Cybersecurity officials here and overseas have been sounding the alarm about the increasing election threat Russia and other countries pose to the 2020 election with broader, more sophisticated tactics. For instance, The New York Times reports, the NSA and its British counterpart have warned that Russian hackers infiltrated an Iranian group of hackers and attacked both governments and private companies from inside of it in an attempt to draw Iran into their chaos.
Campaign Action
And chaos, says Laura Rosenberger, director of the Alliance for Securing Democracy, "is the point." She says that "You don't actually have to breach an election system in order to create the public impression that you have. […] You can imagine many different scenarios." Making populations distrust their elections systems is probably the most effective means of undermining a democracy, which in the case of Russia and the U.S. has been the underlying objective. That puts officials trying to combat the incursions in a difficult position; they’re damned if they warn the citizenry of the hacking and increase people's perceptions that the system is rigged and damned if they don't warn the populace to be aware of attempts to manipulate them.

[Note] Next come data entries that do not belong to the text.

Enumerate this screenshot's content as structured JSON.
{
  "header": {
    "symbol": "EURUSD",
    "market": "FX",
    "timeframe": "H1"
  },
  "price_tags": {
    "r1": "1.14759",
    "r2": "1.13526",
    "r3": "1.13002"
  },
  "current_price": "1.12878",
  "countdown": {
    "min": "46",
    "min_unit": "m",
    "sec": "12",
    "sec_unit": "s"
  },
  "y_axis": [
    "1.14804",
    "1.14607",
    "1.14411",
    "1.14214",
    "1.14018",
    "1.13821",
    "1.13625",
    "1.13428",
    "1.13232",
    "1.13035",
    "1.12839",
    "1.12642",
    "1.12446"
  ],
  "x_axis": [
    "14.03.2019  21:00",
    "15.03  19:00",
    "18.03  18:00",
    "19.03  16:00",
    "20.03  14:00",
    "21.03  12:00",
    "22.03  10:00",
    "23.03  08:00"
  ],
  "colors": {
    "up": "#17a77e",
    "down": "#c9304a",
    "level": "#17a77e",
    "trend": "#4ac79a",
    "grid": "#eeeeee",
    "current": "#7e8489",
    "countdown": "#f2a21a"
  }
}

It's also turned into a game of whack-a-mole—as intelligence services shut down one avenue of combatting the attacks, the hackers find more sophisticated ways to circumvent them, including operating within the U.S. where the NSA can't legally fight them. They are, one intelligence official says, "refreshing" their operations to include recruiting (and paying) Americans to buy their political ads on Facebook for them, and to allow them to run their Facebook pages. Adding to the problem is an actual increase in hacking from Iran, who were caught trying to infiltrate elections systems in 2018. They might have a heightened, revenge-fueled incentive to increase their efforts this year.
There's been an uptick in ransomware attacks from overseas actors on local governments in the last year, which increases concerns about the vulnerability of county voter rolls on Election Day 2020. Those attacks could be dry runs for hackers hoping to maximize chaos on November 3. The attacks could range from taking voter rolls hostage to shutting down electricity in polling places. Incursions into voting machines isn't out of the question, either. And many states just don't have the resources to share with counties to beef up their systems and provide the human resources they need to have election officials trained in the security measures necessary. There's also that little problem of three major elections companies having control on the market and none of them being subject to much in the way of federal control over security. Some even use key components from China, which could conceivably be pre-hacked.
In a repeat of 2016, political campaigns, too, are once subject to infiltration. This report in the Times says Area 1, a security firm, told them that in the "last two months, there were roughly a thousand phishing attempts against each of the leading Democratic candidates." It did not specify which campaigns were targeted.
U.S. officials—the career ones, not Trumpsters who welcome Russia's help—are at work fighting this. That includes working with state and local governments to do what they can. But there are still limits, particularly out in the states which run the elections. The federal money to assist them that the House has passed continues to be blocked from advancing in the Senate by Mitch McConnell, doing Trump's dirty work again.